De quel monde, nul ne le sait plus, tout a disparu depuis si longtemps, la trace d'une horloge tout en haut, près de la charpente marque la fuite de ces heures passées, sans doute pas un arrêt sur quoi que ce soit, qui peut savoir sur ce qui n'est plus, n'a presque plus l'ombre d'un seul souvenir, ce genre de réminiscence là, juste ces murs lépreux, en témoignage d'un avant oublié, pauvre navire déchu, même pas pris la peine de l'avoir coulé, a été échoué, simple coquille vide d'espoir.
Les gouttières suintent péniblement, crachotent parfois de maigres salissures, poussières de ciel, d'arbres morts, d'insectes momifiés dans les feuilles brisées, fines soies de toiles arachnéennes, petites brisures de coquilles, quelques grains de sabre pourpre, sang des terres un jour conquises, fientes sèches et autres agglomérats. 
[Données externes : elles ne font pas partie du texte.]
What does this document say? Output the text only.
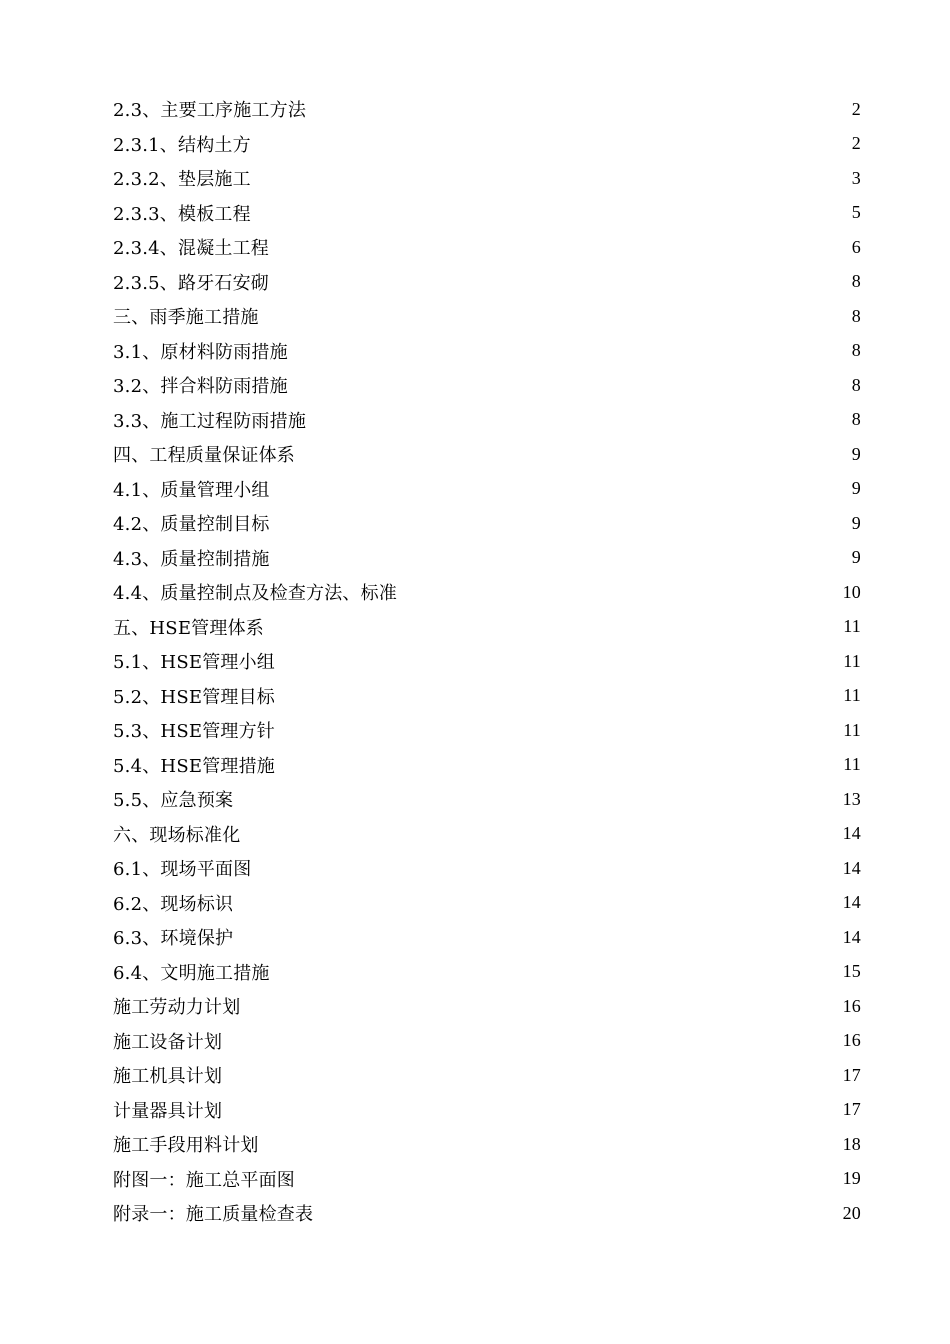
2.3、主要工序施工方法	2
2.3.1、结构土方	2
2.3.2、垫层施工	3
2.3.3、模板工程	5
2.3.4、混凝土工程	6
2.3.5、路牙石安砌	8
三、雨季施工措施	8
3.1、原材料防雨措施	8
3.2、拌合料防雨措施	8
3.3、施工过程防雨措施	8
四、工程质量保证体系	9
4.1、质量管理小组	9
4.2、质量控制目标	9
4.3、质量控制措施	9
4.4、质量控制点及检查方法、标准	10
五、HSE管理体系	11
5.1、HSE管理小组	11
5.2、HSE管理目标	11
5.3、HSE管理方针	11
5.4、HSE管理措施	11
5.5、应急预案	13
六、现场标准化	14
6.1、现场平面图	14
6.2、现场标识	14
6.3、环境保护	14
6.4、文明施工措施	15
施工劳动力计划	16
施工设备计划	16
施工机具计划	17
计量器具计划	17
施工手段用料计划	18
附图一：施工总平面图	19
附录一：施工质量检查表	20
Une chouette, si vieille que ses plumes sont rascleuses comme un vieux peigne édenté a élu domicile temporaire, mais parfois, les avis de passage se transforment en villégiature définitive, un peu comme les cimetières, les allées d'allongés, repos éternel, mon oeil, un corps mort n'en finit plus de se mouvoir, une fois ce putain de dernier souffle exhalé, c'est la machine interne qui se met en branle, tout part en cacahuètes, ça fond de partout, ça file petit à petit en direction du Styx, sans se presser, parce que le bon côté de la mort, c'est bien qu'on a enfin tout son temps pour partir en décrépitude, alors autant en profiter.
Tu peux tourner autour de la baraque, y'a pas de portes, nulle part. Ni de fenêtres. Ni d'écoutilles. Pour entrer, soit on se transforme en passe muraille, soit on envoie des coups de pioche.
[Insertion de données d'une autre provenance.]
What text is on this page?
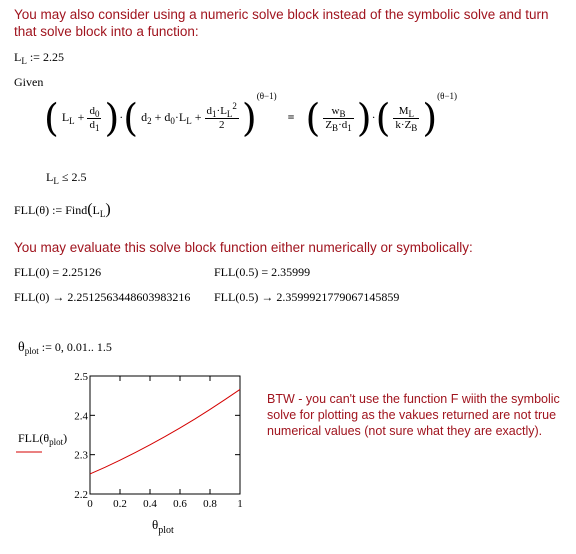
You may also consider using a numeric solve block instead of the symbolic solve and turn that solve block into a function:
$L_L$ := 2.25
Given
( $L_L + \frac{d_0}{d_1}$ )·( $d_2 + d_0\cdot L_L + \frac{d_1\cdot L_L^2}{2} )^{(\theta-1)}$ = ( $\frac{w_B}{Z_B\cdot d_1}$ )·( $\frac{M_L}{k\cdot Z_B} )^{(\theta-1)}$
$L_L \le 2.5$
FLL(θ) := $Find(L_L)$
You may evaluate this solve block function either numerically or symbolically:
FLL(0) = 2.25126	FLL(0.5) = 2.35999
FLL(0) → 2.2512563448603983216 FLL(0.5) → 2.3599921779067145859
$\theta_{plot}$ := 0, 0.01.. 1.5
0 0.2 0.4 0.6 0.8 1
2.2
2.3
2.4
2.5
$FLL(\theta_{plot})$
$\theta_{plot}$
BTW - you can't use the function F wiith the symbolic solve for plotting as the vakues returned are not true numerical values (not sure what they are exactly).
Nous étions partis, à priori, sur la seconde option, faut pas rêver, pas de super pouvoirs dans nos poches. Dommage. On aurait gagner un temps fou. Sauf que.
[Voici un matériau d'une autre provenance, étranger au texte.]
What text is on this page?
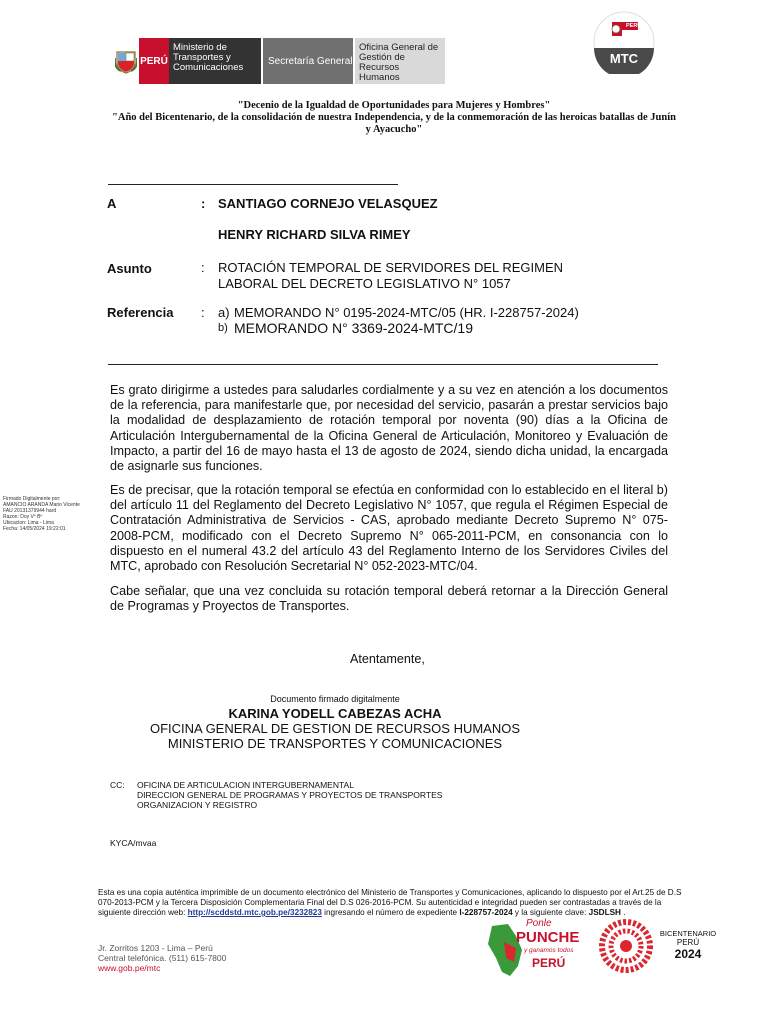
PERÚ
Ministerio de Transportes y Comunicaciones
Secretaría General
Oficina General de Gestión de Recursos Humanos
PERÚ
MTC
"Decenio de la Igualdad de Oportunidades para Mujeres y Hombres"
"Año del Bicentenario, de la consolidación de nuestra Independencia, y de la conmemoración de las heroicas batallas de Junín y Ayacucho"
A	: SANTIAGO CORNEJO VELASQUEZ
HENRY RICHARD SILVA RIMEY
Asunto	: ROTACIÓN TEMPORAL DE SERVIDORES DEL REGIMEN
LABORAL DEL DECRETO LEGISLATIVO N° 1057
Referencia : a) MEMORANDO N° 0195-2024-MTC/05 (HR. I-228757-2024)
b) MEMORANDO N° 3369-2024-MTC/19
Es grato dirigirme a ustedes para saludarles cordialmente y a su vez en atención a los documentos de la referencia, para manifestarle que, por necesidad del servicio, pasarán a prestar servicios bajo la modalidad de desplazamiento de rotación temporal por noventa (90) días a la Oficina de Articulación Intergubernamental de la Oficina General de Articulación, Monitoreo y Evaluación de Impacto, a partir del 16 de mayo hasta el 13 de agosto de 2024, siendo dicha unidad, la encargada de asignarle sus funciones.
Es de precisar, que la rotación temporal se efectúa en conformidad con lo establecido en el literal b) del artículo 11 del Reglamento del Decreto Legislativo N° 1057, que regula el Régimen Especial de Contratación Administrativa de Servicios - CAS, aprobado mediante Decreto Supremo N° 075-2008-PCM, modificado con el Decreto Supremo N° 065-2011-PCM, en consonancia con lo dispuesto en el numeral 43.2 del artículo 43 del Reglamento Interno de los Servidores Civiles del MTC, aprobado con Resolución Secretarial N° 052-2023-MTC/04.
Cabe señalar, que una vez concluida su rotación temporal deberá retornar a la Dirección General de Programas y Proyectos de Transportes.
Atentamente,
Firmado Digitalmente por:
AMANCIO ARANDA Mario Vicente
FAU 20131379944 hard
Razon: Doy Vº Bº
Ubicacion: Lima - Lima
Fecha: 14/05/2024 19:22:01
Documento firmado digitalmente
KARINA YODELL CABEZAS ACHA
OFICINA GENERAL DE GESTION DE RECURSOS HUMANOS
MINISTERIO DE TRANSPORTES Y COMUNICACIONES
CC: OFICINA DE ARTICULACION INTERGUBERNAMENTAL
DIRECCION GENERAL DE PROGRAMAS Y PROYECTOS DE TRANSPORTES
ORGANIZACION Y REGISTRO
KYCA/mvaa
Esta es una copia auténtica imprimible de un documento electrónico del Ministerio de Transportes y Comunicaciones, aplicando lo dispuesto por el Art.25 de D.S 070-2013-PCM y la Tercera Disposición Complementaria Final del D.S 026-2016-PCM. Su autenticidad e integridad pueden ser contrastadas a través de la siguiente dirección web: http://scddstd.mtc.gob.pe/3232823 ingresando el número de expediente I-228757-2024 y la siguiente clave: JSDLSH .
Jr. Zorritos 1203 - Lima – Perú
Central telefónica. (511) 615-7800
www.gob.pe/mtc
Ponle
PUNCHE
y ganamos todos
PERÚ
BICENTENARIO
PERÚ
2024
Les choix s'étaient largement limités, ces derniers mois, en matière de refuge, notamment. L'autodestruction massive des belliqueux avait creusé de sacrées trouées dans la population, abandonnant partout les ruines encore fumantes de leur colère ; c'était pas beau à voir, les braises noires puaient à des kilomètres, déposant comme un linceul charbonneux sur les trottoirs, bien loin de toute pureté, une chape dégueulasse de tréfonds de l'enfer.
L'ouverture du Mausolée fut rapide, l'affaire d'une heure ou deux à casser les briquettes d'outre tombe, un tas argileux et blanchâtre s'amoncela, laissant bientôt place à une percée fumeuse.
Un chuintement discret signifia le descellement, comme lorsqu'on fait sauter une capsule de bouteille, étancher une soif, peu importe laquelle, reste légitime à l'instant.
Une fois le vin tiré, il semble qu'il faille le boire, alors soit, nous avons joué à pile ou face, afin de déterminer qui s'aventurerait en premier, un peu la vie ou la mort, des bonbons ou un sort, et je crois bien que j'ai un peu triché, mais qu'importe à présent, premier arrivé, premier sorti, si nous sortons un jour, ce qui reste indéterminé pour l'heure, surtout après la découverte. 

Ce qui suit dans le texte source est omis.